Infections with hepatic viruses HVB and HVC remain a global public health issue, with epidemiology in continuous change, determined by a series of factors, including the vaccination policy and the migration of the populations. These infections represent one of the main causes for the presence of hepatic illnesses across the entire world.
All patients with chronic viral infection HVB present high risk of progression toward cirrhosis and hepatocellular carcinoma (HCC), depending on the host and the viral factors.
Despite medical knowledge in the field being in continuous evolution, there are areas of uncertainty and thus, clinicians, patients and authorities in the domain of public health must often make choices based on clinical evidence.
Approximately 240 million people carry HVB (Ag HBs positive) with decreasing prevalence in a few endemic countries, due to the improvement of living standards, universal vaccination programmes and efficient antiviral treatments.
Nevertheless, the migration of populations has changed the prevalence and the incidence in a few countries with low endemics in Europe, such as Italy and Germany.
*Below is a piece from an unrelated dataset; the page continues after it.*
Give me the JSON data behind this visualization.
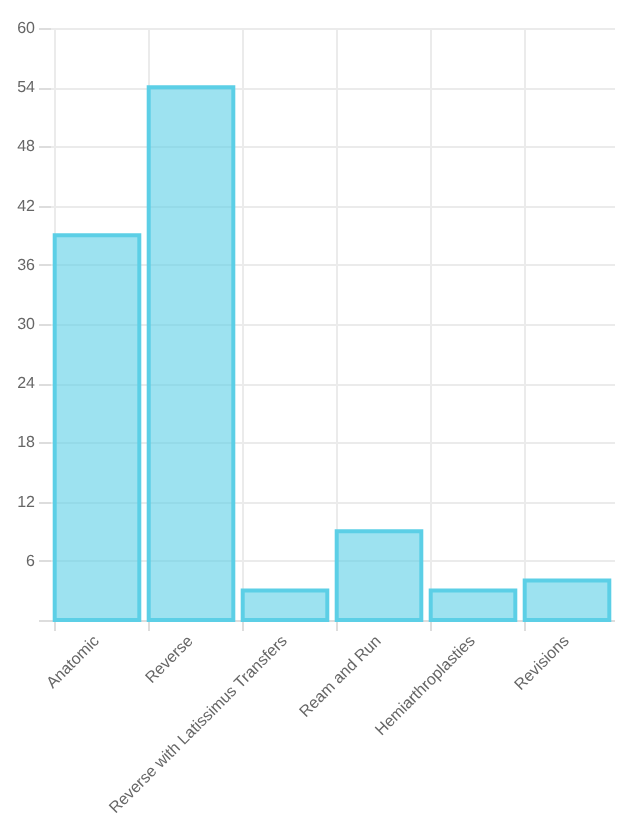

Deaths due to cirrhosis and/or HCC increased by 33% between 1990-2013. The emergent incidence of cirrhosis varies between 8-20 % in untreated patients, and among them, the progression toward terminal hepatic illness within 5 years is 20%.
The risk of discovering HCC is higher in the case of male patients with cirrhosis, the elderly, alcohol consumers, diabetics, active smokers, and/or a positive HVB family history. The annual risk for HCC emergence in patients with hepatic cirrhosis was reported at between 2-5 %.
The initial evaluation of a patient with chronic HVB infection includes the complete history, the physical examination, the complete analysis of hepatic illness parameters and the complete performance of the HVB viral profile. Moreover, all first-degree relatives and sexual partners of patients infected with HVB must be advised to perform the HVB infection serological markers and be mandatorily vaccinated if these markers are negative.
An abdominal echography is recommended to all patients. Non-invasive tests and a hepatic biopsy must be performed, in order to determine the activity of the illness where biological parameters are non-conclusive.
Among non-invasive tests, the most necessary are the ones that include the measurement of hepatic rigidity and hepatic fibrosis serological markers (fibroscan/fibromax). These tests are very important, because they can exclude advanced fibrosis or hepatic cirrhosis.
Elastography is also studied extensively and seems to be an effective method for detecting advanced fibrosis, which can be confused with severe inflammation in the case of highly increased transaminases (ALT. AST).
The main purpose of the therapy for patients with chronic HVB infection is to increase survival and the quality of life, in order to prevent the progression of the illness and the emergence of hepato-carcinoma, as well as the prevention of the HVB infection being transmitted from mother to child in pregnant women.
The impact of HVC infection long-term is variable, from minimal modifications of mild chronic hepatitis to advanced fibrosis with or without hepato-carcinoma.
The number of patients chronically infected with HVC is estimated to be approximately 180 million worldwide, but there are many patients who are not aware of their illness.
The care of patients with HVC infection has developed considerably in the last two decades, due to the understanding of the illness and the discovery of new methods for diagnosis and treatment, as well as prevention. The main target of the therapy in cases of HVC infection is curing the infection, which happens in 99% of patients.
The diagnosis of chronic HVC infection is based on specific laboratory samples, in the presence of non-invasive tests with typical characteristics of chronic hepatitis.
Screening for HVC is very important, since a major barrier in eliminating HVC is the fact that a substantial proportion of patients with HVC are not aware they are infected. That is why testing for HVC is mandatory for identifying infected people and including them in monitoring and treatment programs, and screening for HVC markers must be implemented for the general population.
There are quick detection tests that can be performed simply, at room temperature, with no special instruments or prior special training.
All patients must also be tested for other viral infections, HVB, HIV, and alcohol consumption must be evaluated and quantified, for special counselling in view of definitive elimination. The association of other illnesses, such as cardiac illnesses, renal failure, autoimmunity, genetic or metabolic diseases and possible hepato-toxicity due to drugs must be evaluated.
Thus, a complete diagnosis is essential, especially in the case of patients aged above 50 years old.
The prophylaxis of HVB and HVC infections is very important in order to reduce the number of chronic viral infections and the illnesses generated by them. This purpose is achieved by implementing blood and blood-derivatives screening programmes, maintaining standard procedures for selecting blood donors, using correct guides for preparing blood derivatives, testing blood and tissue donors, preventing the transmission of the infection through medical and surgical procedures including dental procedures or traditional medical procedures, minimizing professional exposure, and implementing family sanitary education programs.